How to Add YouTube Channels to Your RSS Feed

I recently set up Tiny Tiny RSS to manage my feeds. If you’re not familiar, RSS (Really Simple Syndication) is a web feed format that lets you subscribe to updates from websites, blogs, podcasts, or news sources — all in one place.

RSS gives you control over what you read and when you read it, instead of relying on social media algorithms or having to look for the content. I’ve been using it for years (yes, I’m that old), and I still find it the cleanest way to follow multiple content sources efficiently and track all the content I care about.

Central + Unified

Instead of bouncing between dozens of websites, I open Tiny Tiny RSS and see new posts, articles, and videos from the sources I follow. Recently, I decided to take it a step further—I wanted new YouTube videos from my favorite channels to appear right in my RSS feed reader. The goal: reduce noise and increase focus on the content I want to see.
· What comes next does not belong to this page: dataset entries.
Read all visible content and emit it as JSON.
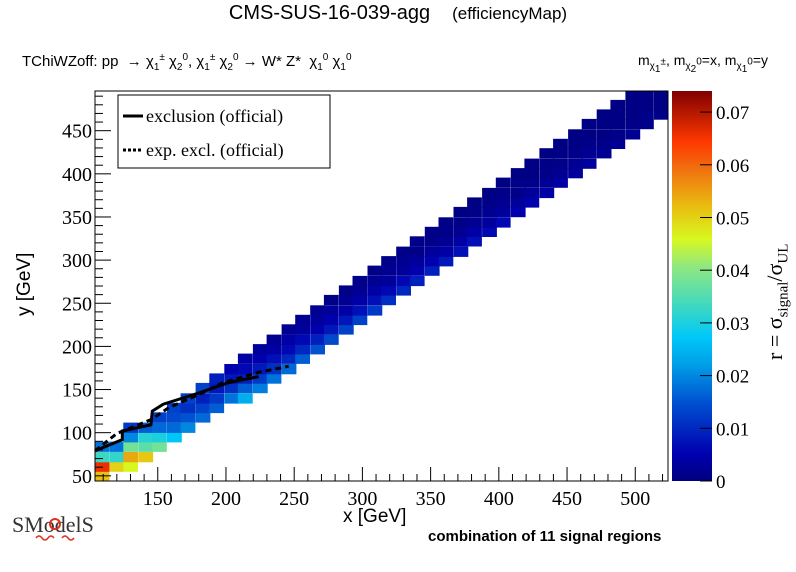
{
  "header": {
    "title": "CMS-SUS-16-039-agg",
    "subtitle": "(efficiencyMap)",
    "process_prefix": "TChiWZoff: pp",
    "process_parts": [
      "χ",
      "1",
      "±",
      "χ",
      "2",
      "0",
      "χ",
      "1",
      "±",
      "χ",
      "2",
      "0"
    ],
    "process_decay": "→ W* Z*",
    "arrow": "→",
    "comma": ",",
    "mass_m": "m",
    "mass_x": "=x,",
    "mass_y": "=y",
    "chi": "χ",
    "pm": "±",
    "zero": "0",
    "one": "1",
    "two": "2"
  },
  "footer": {
    "text": "combination of 11 signal regions"
  },
  "logo": {
    "text": "SModelS"
  },
  "colors": {
    "palette": [
      "#00007f",
      "#0000b0",
      "#0028d0",
      "#0060d8",
      "#0098e0",
      "#00c8f0",
      "#30d8c8",
      "#70e090",
      "#b0f050",
      "#e0f020",
      "#f0c010",
      "#f08010",
      "#ff3800",
      "#d01000",
      "#800000"
    ]
  },
  "chart_data": {
    "type": "heatmap",
    "title": "CMS-SUS-16-039-agg (efficiencyMap)",
    "xlabel": "x [GeV]",
    "ylabel": "y [GeV]",
    "zlabel_main": "r = σ",
    "zlabel_sub1": "signal",
    "zlabel_slash": "/σ",
    "zlabel_sub2": "UL",
    "xlim": [
      104,
      524
    ],
    "ylim": [
      44,
      496
    ],
    "zlim": [
      0,
      0.074
    ],
    "xticks": [
      150,
      200,
      250,
      300,
      350,
      400,
      450,
      500
    ],
    "xtick_labels": [
      "150",
      "200",
      "250",
      "300",
      "350",
      "400",
      "450",
      "500"
    ],
    "yticks": [
      50,
      100,
      150,
      200,
      250,
      300,
      350,
      400,
      450
    ],
    "ytick_labels": [
      "50",
      "100",
      "150",
      "200",
      "250",
      "300",
      "350",
      "400",
      "450"
    ],
    "zticks": [
      0,
      0.01,
      0.02,
      0.03,
      0.04,
      0.05,
      0.06,
      0.07
    ],
    "ztick_labels": [
      "0",
      "0.01",
      "0.02",
      "0.03",
      "0.04",
      "0.05",
      "0.06",
      "0.07"
    ],
    "legend": {
      "position": "top-left",
      "entries": [
        {
          "label": "exclusion (official)",
          "style": "solid"
        },
        {
          "label": "exp. excl. (official)",
          "style": "dotted"
        }
      ]
    },
    "bin_width_x": 10.5,
    "bin_height_y": 11.3,
    "cells": [
      {
        "x": 109,
        "y": 50,
        "r": 0.052
      },
      {
        "x": 109,
        "y": 61,
        "r": 0.066
      },
      {
        "x": 109,
        "y": 72,
        "r": 0.033
      },
      {
        "x": 109,
        "y": 84,
        "r": 0.018
      },
      {
        "x": 120,
        "y": 61,
        "r": 0.05
      },
      {
        "x": 120,
        "y": 72,
        "r": 0.032
      },
      {
        "x": 120,
        "y": 84,
        "r": 0.018
      },
      {
        "x": 130,
        "y": 61,
        "r": 0.046
      },
      {
        "x": 130,
        "y": 72,
        "r": 0.054
      },
      {
        "x": 130,
        "y": 84,
        "r": 0.038
      },
      {
        "x": 130,
        "y": 95,
        "r": 0.02
      },
      {
        "x": 130,
        "y": 106,
        "r": 0.012
      },
      {
        "x": 141,
        "y": 72,
        "r": 0.051
      },
      {
        "x": 141,
        "y": 84,
        "r": 0.036
      },
      {
        "x": 141,
        "y": 95,
        "r": 0.031
      },
      {
        "x": 141,
        "y": 106,
        "r": 0.016
      },
      {
        "x": 151,
        "y": 84,
        "r": 0.038
      },
      {
        "x": 151,
        "y": 95,
        "r": 0.03
      },
      {
        "x": 151,
        "y": 106,
        "r": 0.017
      },
      {
        "x": 151,
        "y": 118,
        "r": 0.013
      },
      {
        "x": 162,
        "y": 95,
        "r": 0.027
      },
      {
        "x": 162,
        "y": 106,
        "r": 0.017
      },
      {
        "x": 162,
        "y": 118,
        "r": 0.014
      },
      {
        "x": 162,
        "y": 129,
        "r": 0.013
      },
      {
        "x": 172,
        "y": 106,
        "r": 0.02
      },
      {
        "x": 172,
        "y": 118,
        "r": 0.015
      },
      {
        "x": 172,
        "y": 129,
        "r": 0.011
      },
      {
        "x": 172,
        "y": 140,
        "r": 0.013
      },
      {
        "x": 183,
        "y": 118,
        "r": 0.017
      },
      {
        "x": 183,
        "y": 129,
        "r": 0.013
      },
      {
        "x": 183,
        "y": 140,
        "r": 0.009
      },
      {
        "x": 183,
        "y": 152,
        "r": 0.013
      },
      {
        "x": 193,
        "y": 129,
        "r": 0.016
      },
      {
        "x": 193,
        "y": 140,
        "r": 0.012
      },
      {
        "x": 193,
        "y": 152,
        "r": 0.008
      },
      {
        "x": 193,
        "y": 163,
        "r": 0.009
      },
      {
        "x": 204,
        "y": 140,
        "r": 0.018
      },
      {
        "x": 204,
        "y": 152,
        "r": 0.011
      },
      {
        "x": 204,
        "y": 163,
        "r": 0.008
      },
      {
        "x": 204,
        "y": 174,
        "r": 0.005
      },
      {
        "x": 214,
        "y": 140,
        "r": 0.024
      },
      {
        "x": 214,
        "y": 152,
        "r": 0.016
      },
      {
        "x": 214,
        "y": 163,
        "r": 0.009
      },
      {
        "x": 214,
        "y": 174,
        "r": 0.006
      },
      {
        "x": 214,
        "y": 186,
        "r": 0.004
      },
      {
        "x": 225,
        "y": 152,
        "r": 0.019
      },
      {
        "x": 225,
        "y": 163,
        "r": 0.012
      },
      {
        "x": 225,
        "y": 174,
        "r": 0.008
      },
      {
        "x": 225,
        "y": 186,
        "r": 0.005
      },
      {
        "x": 225,
        "y": 197,
        "r": 0.003
      },
      {
        "x": 235,
        "y": 163,
        "r": 0.018
      },
      {
        "x": 235,
        "y": 174,
        "r": 0.011
      },
      {
        "x": 235,
        "y": 186,
        "r": 0.007
      },
      {
        "x": 235,
        "y": 197,
        "r": 0.004
      },
      {
        "x": 235,
        "y": 208,
        "r": 0.002
      },
      {
        "x": 246,
        "y": 174,
        "r": 0.017
      },
      {
        "x": 246,
        "y": 186,
        "r": 0.01
      },
      {
        "x": 246,
        "y": 197,
        "r": 0.006
      },
      {
        "x": 246,
        "y": 208,
        "r": 0.004
      },
      {
        "x": 246,
        "y": 220,
        "r": 0.002
      },
      {
        "x": 256,
        "y": 186,
        "r": 0.016
      },
      {
        "x": 256,
        "y": 197,
        "r": 0.01
      },
      {
        "x": 256,
        "y": 208,
        "r": 0.006
      },
      {
        "x": 256,
        "y": 220,
        "r": 0.003
      },
      {
        "x": 256,
        "y": 231,
        "r": 0.002
      },
      {
        "x": 267,
        "y": 197,
        "r": 0.015
      },
      {
        "x": 267,
        "y": 208,
        "r": 0.009
      },
      {
        "x": 267,
        "y": 220,
        "r": 0.005
      },
      {
        "x": 267,
        "y": 231,
        "r": 0.003
      },
      {
        "x": 267,
        "y": 242,
        "r": 0.002
      },
      {
        "x": 277,
        "y": 208,
        "r": 0.014
      },
      {
        "x": 277,
        "y": 220,
        "r": 0.008
      },
      {
        "x": 277,
        "y": 231,
        "r": 0.005
      },
      {
        "x": 277,
        "y": 242,
        "r": 0.003
      },
      {
        "x": 277,
        "y": 254,
        "r": 0.001
      },
      {
        "x": 288,
        "y": 220,
        "r": 0.013
      },
      {
        "x": 288,
        "y": 231,
        "r": 0.008
      },
      {
        "x": 288,
        "y": 242,
        "r": 0.004
      },
      {
        "x": 288,
        "y": 254,
        "r": 0.002
      },
      {
        "x": 288,
        "y": 265,
        "r": 0.001
      },
      {
        "x": 298,
        "y": 231,
        "r": 0.013
      },
      {
        "x": 298,
        "y": 242,
        "r": 0.007
      },
      {
        "x": 298,
        "y": 254,
        "r": 0.004
      },
      {
        "x": 298,
        "y": 265,
        "r": 0.002
      },
      {
        "x": 298,
        "y": 276,
        "r": 0.001
      },
      {
        "x": 309,
        "y": 242,
        "r": 0.012
      },
      {
        "x": 309,
        "y": 254,
        "r": 0.007
      },
      {
        "x": 309,
        "y": 265,
        "r": 0.004
      },
      {
        "x": 309,
        "y": 276,
        "r": 0.002
      },
      {
        "x": 309,
        "y": 288,
        "r": 0.001
      },
      {
        "x": 319,
        "y": 254,
        "r": 0.011
      },
      {
        "x": 319,
        "y": 265,
        "r": 0.006
      },
      {
        "x": 319,
        "y": 276,
        "r": 0.003
      },
      {
        "x": 319,
        "y": 288,
        "r": 0.002
      },
      {
        "x": 319,
        "y": 299,
        "r": 0.001
      },
      {
        "x": 330,
        "y": 265,
        "r": 0.01
      },
      {
        "x": 330,
        "y": 276,
        "r": 0.006
      },
      {
        "x": 330,
        "y": 288,
        "r": 0.003
      },
      {
        "x": 330,
        "y": 299,
        "r": 0.002
      },
      {
        "x": 330,
        "y": 310,
        "r": 0.001
      },
      {
        "x": 340,
        "y": 276,
        "r": 0.009
      },
      {
        "x": 340,
        "y": 288,
        "r": 0.005
      },
      {
        "x": 340,
        "y": 299,
        "r": 0.003
      },
      {
        "x": 340,
        "y": 310,
        "r": 0.001
      },
      {
        "x": 340,
        "y": 322,
        "r": 0.001
      },
      {
        "x": 351,
        "y": 288,
        "r": 0.009
      },
      {
        "x": 351,
        "y": 299,
        "r": 0.005
      },
      {
        "x": 351,
        "y": 310,
        "r": 0.003
      },
      {
        "x": 351,
        "y": 322,
        "r": 0.001
      },
      {
        "x": 351,
        "y": 333,
        "r": 0.001
      },
      {
        "x": 361,
        "y": 299,
        "r": 0.008
      },
      {
        "x": 361,
        "y": 310,
        "r": 0.004
      },
      {
        "x": 361,
        "y": 322,
        "r": 0.002
      },
      {
        "x": 361,
        "y": 333,
        "r": 0.001
      },
      {
        "x": 361,
        "y": 344,
        "r": 0.001
      },
      {
        "x": 372,
        "y": 310,
        "r": 0.007
      },
      {
        "x": 372,
        "y": 322,
        "r": 0.004
      },
      {
        "x": 372,
        "y": 333,
        "r": 0.002
      },
      {
        "x": 372,
        "y": 344,
        "r": 0.001
      },
      {
        "x": 372,
        "y": 356,
        "r": 0.0005
      },
      {
        "x": 382,
        "y": 322,
        "r": 0.007
      },
      {
        "x": 382,
        "y": 333,
        "r": 0.004
      },
      {
        "x": 382,
        "y": 344,
        "r": 0.002
      },
      {
        "x": 382,
        "y": 356,
        "r": 0.001
      },
      {
        "x": 382,
        "y": 367,
        "r": 0.0005
      },
      {
        "x": 393,
        "y": 333,
        "r": 0.006
      },
      {
        "x": 393,
        "y": 344,
        "r": 0.003
      },
      {
        "x": 393,
        "y": 356,
        "r": 0.002
      },
      {
        "x": 393,
        "y": 367,
        "r": 0.001
      },
      {
        "x": 393,
        "y": 378,
        "r": 0.0005
      },
      {
        "x": 403,
        "y": 344,
        "r": 0.006
      },
      {
        "x": 403,
        "y": 356,
        "r": 0.003
      },
      {
        "x": 403,
        "y": 367,
        "r": 0.002
      },
      {
        "x": 403,
        "y": 378,
        "r": 0.001
      },
      {
        "x": 403,
        "y": 390,
        "r": 0.0005
      },
      {
        "x": 414,
        "y": 356,
        "r": 0.005
      },
      {
        "x": 414,
        "y": 367,
        "r": 0.003
      },
      {
        "x": 414,
        "y": 378,
        "r": 0.001
      },
      {
        "x": 414,
        "y": 390,
        "r": 0.001
      },
      {
        "x": 414,
        "y": 401,
        "r": 0.0005
      },
      {
        "x": 424,
        "y": 367,
        "r": 0.005
      },
      {
        "x": 424,
        "y": 378,
        "r": 0.003
      },
      {
        "x": 424,
        "y": 390,
        "r": 0.001
      },
      {
        "x": 424,
        "y": 401,
        "r": 0.0005
      },
      {
        "x": 424,
        "y": 412,
        "r": 0.0005
      },
      {
        "x": 435,
        "y": 378,
        "r": 0.004
      },
      {
        "x": 435,
        "y": 390,
        "r": 0.002
      },
      {
        "x": 435,
        "y": 401,
        "r": 0.001
      },
      {
        "x": 435,
        "y": 412,
        "r": 0.0005
      },
      {
        "x": 435,
        "y": 424,
        "r": 0.0005
      },
      {
        "x": 445,
        "y": 390,
        "r": 0.004
      },
      {
        "x": 445,
        "y": 401,
        "r": 0.002
      },
      {
        "x": 445,
        "y": 412,
        "r": 0.001
      },
      {
        "x": 445,
        "y": 424,
        "r": 0.0005
      },
      {
        "x": 445,
        "y": 435,
        "r": 0.0005
      },
      {
        "x": 456,
        "y": 401,
        "r": 0.003
      },
      {
        "x": 456,
        "y": 412,
        "r": 0.002
      },
      {
        "x": 456,
        "y": 424,
        "r": 0.001
      },
      {
        "x": 456,
        "y": 435,
        "r": 0.0005
      },
      {
        "x": 456,
        "y": 446,
        "r": 0.0005
      },
      {
        "x": 466,
        "y": 412,
        "r": 0.003
      },
      {
        "x": 466,
        "y": 424,
        "r": 0.002
      },
      {
        "x": 466,
        "y": 435,
        "r": 0.001
      },
      {
        "x": 466,
        "y": 446,
        "r": 0.0005
      },
      {
        "x": 466,
        "y": 458,
        "r": 0.0005
      },
      {
        "x": 477,
        "y": 424,
        "r": 0.002
      },
      {
        "x": 477,
        "y": 435,
        "r": 0.001
      },
      {
        "x": 477,
        "y": 446,
        "r": 0.0005
      },
      {
        "x": 477,
        "y": 458,
        "r": 0.0005
      },
      {
        "x": 477,
        "y": 469,
        "r": 0.0005
      },
      {
        "x": 487,
        "y": 435,
        "r": 0.002
      },
      {
        "x": 487,
        "y": 446,
        "r": 0.001
      },
      {
        "x": 487,
        "y": 458,
        "r": 0.0005
      },
      {
        "x": 487,
        "y": 469,
        "r": 0.0005
      },
      {
        "x": 487,
        "y": 480,
        "r": 0.0005
      },
      {
        "x": 498,
        "y": 446,
        "r": 0.002
      },
      {
        "x": 498,
        "y": 458,
        "r": 0.001
      },
      {
        "x": 498,
        "y": 469,
        "r": 0.0005
      },
      {
        "x": 498,
        "y": 480,
        "r": 0.0005
      },
      {
        "x": 498,
        "y": 491,
        "r": 0.0005
      },
      {
        "x": 508,
        "y": 458,
        "r": 0.001
      },
      {
        "x": 508,
        "y": 469,
        "r": 0.001
      },
      {
        "x": 508,
        "y": 480,
        "r": 0.0005
      },
      {
        "x": 508,
        "y": 491,
        "r": 0.0005
      },
      {
        "x": 519,
        "y": 469,
        "r": 0.001
      },
      {
        "x": 519,
        "y": 480,
        "r": 0.0005
      },
      {
        "x": 519,
        "y": 491,
        "r": 0.0005
      }
    ],
    "lines": [
      {
        "name": "exclusion (official)",
        "style": "solid",
        "x": [
          104,
          124,
          124,
          145,
          146,
          154,
          180,
          202,
          224
        ],
        "y": [
          79,
          92,
          102,
          109,
          125,
          133,
          146,
          158,
          165
        ]
      },
      {
        "name": "exp. excl. (official)",
        "style": "dotted",
        "x": [
          104,
          120,
          145,
          158,
          180,
          198,
          224,
          246
        ],
        "y": [
          79,
          99,
          115,
          129,
          144,
          158,
          170,
          177
        ]
      }
    ]
  }
}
Adding YouTube Channels to Your Feed

YouTube doesn’t make RSS feeds obvious, but they do exist. Here’s how to find them:

  1. Navigate to the YouTube channel you want to follow.
  2. Right-click and select, depending on your browser, “View Page Source” or “Inspect  Page“.
  3. In the source code, search for “RSS” (or “feeds”).
  4. You’ll find a link tag that looks something like this:
    <link rel="alternate" type="application/rss+xml" title="RSS" href="https://www.youtube.com/feeds/videos.xml?channel_id=UCcJCTa4PvbOQj50y_HJSxXw"> 
  5. Copy the href URL (in the example above: https://www.youtube.com/feeds/videos.xml?channel_id=UCcJCTa4PvbOQj50y_HJSxXw) into Tiny Tiny RSS (or your feed reader of choice), add/subscribe to that URL.
  6. From that point on, new videos from that channel will appear in your feed reader.

Why It’s Worth It

Having your content—articles, blogs, podcasts, and videos—in one feed is freeing. No distractions and no fluff. Just new content from sources you actually care about. For me, this setup replaced time spent jumping between tabs with one clean, focused dashboard. It lets you:

  • Consolidate all your sources (blogs, news, video channels) into one workflow.
  • Avoid the distractions and algorithmic noise of YouTube’s homepage or social feeds.
  • Get updates when you want them—no jumping through tabs or remembering to check.
  • Maintain ownership of your feed: you choose the channels and sites—what you see isn’t curated by someone (or something) else.

Take Back Control of Your Feed

If you’re managing a lot of content across sites and platforms, adding YouTube channels into your RSS workflow is a game-changer. It’s not just about convenience—it’s about intentional consumption.

It’s simple and reliable. With YouTube integrated, your RSS reader becomes a personalized hub for everything that matters to you—no notifications, no autoplay, no “recommended” rabbit holes. Just the information you choose to see.

If you could cut the noise from your digital life and get back to content that actually matters to you—what implications would that have on your day? On your week? On your entire outlook?